Les Pirates fantômes n’est certes pas un roman parfait, et sa lecture m’a parfois paru aride, notamment en ce qu’il souffre d’une plume laborieuse (sans doute guère aidée par la traduction de Jacques Parsons, qui multiplie les anglicismes), et rendue à mes yeux plus hermétique encore par l’usage abondant, très abondant, d’un très précis vocabulaire nautique, à même de larguer complètement le non-initié tel que votre serviteur ; mais j’imagine que ceux qui s’y connaissent un tant soit peu y verront au contraire un atout, et cela participe indéniablement de l’ambiance du roman.
Or c’est là le point fort des Pirates fantômes : plus d’un siècle après sa parution, et alors que les voiliers du genre du Mortzestus ne sont plus qu’un lointain souvenir ou peu s’en faut, le roman brille par son ambiance subtile et réellement inquiétante, mêlant avec brio l’angoisse du meilleur fantastique avec un réalisme et une précision maniaques, quasi documentaires. L’effet est saisissant, et garde tout son impact aujourd’hui : il ne m’arrivera que très rarement de confesser une telle chose, mais, oui, Les Pirates fantômes parvient à susciter chez le lecteur une délicieuse épouvante, faite tant d’inquiétante étrangeté que de fatalité dans le drame, qu’on devine bien vite inéluctable, chose que les morts successives ne font que confirmer, très vite. En tout cas, sur moi, ça a indéniablement fonctionné.
Et l’on ne peut à mon sens s’empêcher, à cet égard, d’établir une filiation, non seulement avec Lovecraft (notamment du fait de la théorie de Jessop sur l’origine de ces « pirates fantômes », le terme de « fantômes » n’étant en fait guère approprié puisqu’il s’agit clairement à ses yeux d’une race ayant évolué parallèlement à l’humanité, et peut-être plus ancienne qu’elle…), mais aussi avec bien des chefs-d’œuvre du fantastique contemporain, littéraire comme cinématographique.
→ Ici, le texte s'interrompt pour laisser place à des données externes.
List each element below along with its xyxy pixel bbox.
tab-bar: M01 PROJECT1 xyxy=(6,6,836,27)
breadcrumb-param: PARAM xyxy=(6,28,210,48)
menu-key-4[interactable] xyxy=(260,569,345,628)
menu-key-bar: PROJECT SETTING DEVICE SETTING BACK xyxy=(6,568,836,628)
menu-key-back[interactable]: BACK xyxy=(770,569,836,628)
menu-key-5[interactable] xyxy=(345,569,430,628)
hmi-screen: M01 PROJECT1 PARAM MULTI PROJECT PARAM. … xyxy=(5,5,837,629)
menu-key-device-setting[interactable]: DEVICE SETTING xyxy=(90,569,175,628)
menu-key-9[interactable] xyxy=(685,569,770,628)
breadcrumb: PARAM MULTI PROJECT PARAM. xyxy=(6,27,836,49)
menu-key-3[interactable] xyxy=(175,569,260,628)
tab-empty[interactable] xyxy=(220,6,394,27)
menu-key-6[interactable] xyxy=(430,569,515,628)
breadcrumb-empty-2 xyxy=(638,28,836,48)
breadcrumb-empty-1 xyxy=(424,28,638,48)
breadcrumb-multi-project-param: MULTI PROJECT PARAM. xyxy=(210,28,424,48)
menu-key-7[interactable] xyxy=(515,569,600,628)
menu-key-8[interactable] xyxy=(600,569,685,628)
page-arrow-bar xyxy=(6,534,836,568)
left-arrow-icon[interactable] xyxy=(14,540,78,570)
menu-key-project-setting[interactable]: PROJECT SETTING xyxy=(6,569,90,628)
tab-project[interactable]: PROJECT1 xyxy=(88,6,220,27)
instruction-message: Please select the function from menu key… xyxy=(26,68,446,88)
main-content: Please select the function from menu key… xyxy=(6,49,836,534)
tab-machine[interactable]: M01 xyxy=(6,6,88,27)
J’en citerais pour ma part deux : Fog de John Carpenter (assez logiquement), et surtout Alien de Ridley Scott, dans lequel le huis-clos maritime du Mortzestus, transféré sur le Nostromo au nom évocateur, débouche sur une même horreur réaliste et fataliste.
Aussi, en dépit de mes lacunes « techniques » qui m’ont rendu la lecture de ces Pirates fantômes parfois ardue, je ne peux que conclure sur une note très positive : encore une fois, le roman de William Hope Hodgson m’a véritablement pris aux tripes, et a suscité en moi un remarquable et fascinant sentiment de terreur. À cet égard, il n’a pas pris une ride, et continue habilement de produire son petit effet. Très fort, donc.